Lenovo has set up a business model around the concept of Worldsourcing, which operates irrespective of the cost of a location. As a company with no single corporate HQ, Lenovo aims to merge engineering, cultural and marketing expertise from around the world into one fluid, borderless enterprise organised around hubs that serve as centres of excellence for different functions.
"The cost of doing business is always a factor but outsourcing is about where cost prevails. Worldsourcing is looking at how we can leverage the best out of our people - regardless of where they are situated," Dahms says.
Dahms cites a recent product launch as being typical of how operations work at Lenovo. The R&D team is based in Japan, which lies midway between R&D teams in the US and China, while the marketing execution was done out of the marketing hub in India. Sales execution came down to local markets around the world.
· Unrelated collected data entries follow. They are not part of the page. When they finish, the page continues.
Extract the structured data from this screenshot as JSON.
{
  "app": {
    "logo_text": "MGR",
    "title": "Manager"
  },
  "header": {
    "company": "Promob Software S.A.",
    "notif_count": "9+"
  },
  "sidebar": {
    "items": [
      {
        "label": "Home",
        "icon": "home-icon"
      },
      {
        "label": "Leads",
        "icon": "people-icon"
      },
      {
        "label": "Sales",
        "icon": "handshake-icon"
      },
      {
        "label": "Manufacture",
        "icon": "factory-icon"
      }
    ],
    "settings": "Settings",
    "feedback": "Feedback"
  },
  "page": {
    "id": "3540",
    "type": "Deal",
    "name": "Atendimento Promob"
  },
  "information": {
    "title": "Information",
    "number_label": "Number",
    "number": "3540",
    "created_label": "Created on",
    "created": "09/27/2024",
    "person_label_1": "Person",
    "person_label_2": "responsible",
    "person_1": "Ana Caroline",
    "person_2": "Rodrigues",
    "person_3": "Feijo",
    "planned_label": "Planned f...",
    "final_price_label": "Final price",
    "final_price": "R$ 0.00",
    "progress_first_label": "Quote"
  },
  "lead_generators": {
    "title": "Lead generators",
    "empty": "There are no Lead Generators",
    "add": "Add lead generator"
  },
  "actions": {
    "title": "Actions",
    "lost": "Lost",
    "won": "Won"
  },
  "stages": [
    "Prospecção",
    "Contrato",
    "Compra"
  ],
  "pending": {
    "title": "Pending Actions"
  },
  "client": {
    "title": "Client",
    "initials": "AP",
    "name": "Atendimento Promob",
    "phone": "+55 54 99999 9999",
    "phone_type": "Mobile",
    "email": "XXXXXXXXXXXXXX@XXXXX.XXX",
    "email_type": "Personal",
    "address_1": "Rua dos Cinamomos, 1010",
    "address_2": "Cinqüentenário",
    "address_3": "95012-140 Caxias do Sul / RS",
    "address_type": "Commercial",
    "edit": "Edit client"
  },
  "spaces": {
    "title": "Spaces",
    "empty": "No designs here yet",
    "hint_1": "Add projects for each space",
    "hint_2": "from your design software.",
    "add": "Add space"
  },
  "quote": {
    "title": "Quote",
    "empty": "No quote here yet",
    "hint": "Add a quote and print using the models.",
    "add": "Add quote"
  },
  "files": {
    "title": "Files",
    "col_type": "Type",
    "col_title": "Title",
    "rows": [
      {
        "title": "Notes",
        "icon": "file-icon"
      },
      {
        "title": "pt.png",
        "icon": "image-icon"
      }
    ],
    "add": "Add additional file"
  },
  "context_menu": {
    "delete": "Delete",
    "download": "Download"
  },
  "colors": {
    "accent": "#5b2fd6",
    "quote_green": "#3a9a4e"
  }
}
"It doesn't come down to just a choice of location based on cost. Our R&D development team is currently based in Japan, which is one of the most expensive locations in the world. It comes down to where innovation and excellence lies. I've worked in other organisations that have outsourced to offshore locations and I've found that customer service levels drop. Our overseas employees like those based in Kuala Lumpur are Lenovo employees - they aren't employed by a third party. When we're talking about Worldsourcing, Lenovo employees love our products and we're all glued together with the same passion for the company and its products," Dahms says.
As perhaps the ultimate example of how Worldsourcing removes centres of gravity from one country to many, Dahms notes that Lenovo recently ran a CSR initiative whereby Australian employees spent time in India to exchange information and implement strategies with their Indian colleagues around CSR projects. "It's Australians heading to India to show them how we do CSR in Australia but also to see if there are any initiatives they can bring back to Australia," he says.
Much like a successful M&A, if offshoring is not handled correctly it can wipe out a lot of the intended value of the exercise. Also like an M&A, HR's role should not be underestimated - the people elements of offshoring, whether it's done inhouse or handled by a third party BPO - are crucial.
"HR needs to have an opinion about this and be at the table. They can't wait and join the transaction after the fact. They need to be upfront, understanding what's going on, and providing counsel and strategy around the different options because it's a very viable option and one that many organisations should take for the benefit of their total talent strategy and sustainability. Be involved in the decision making and the design and scoping side of it," Barry concludes.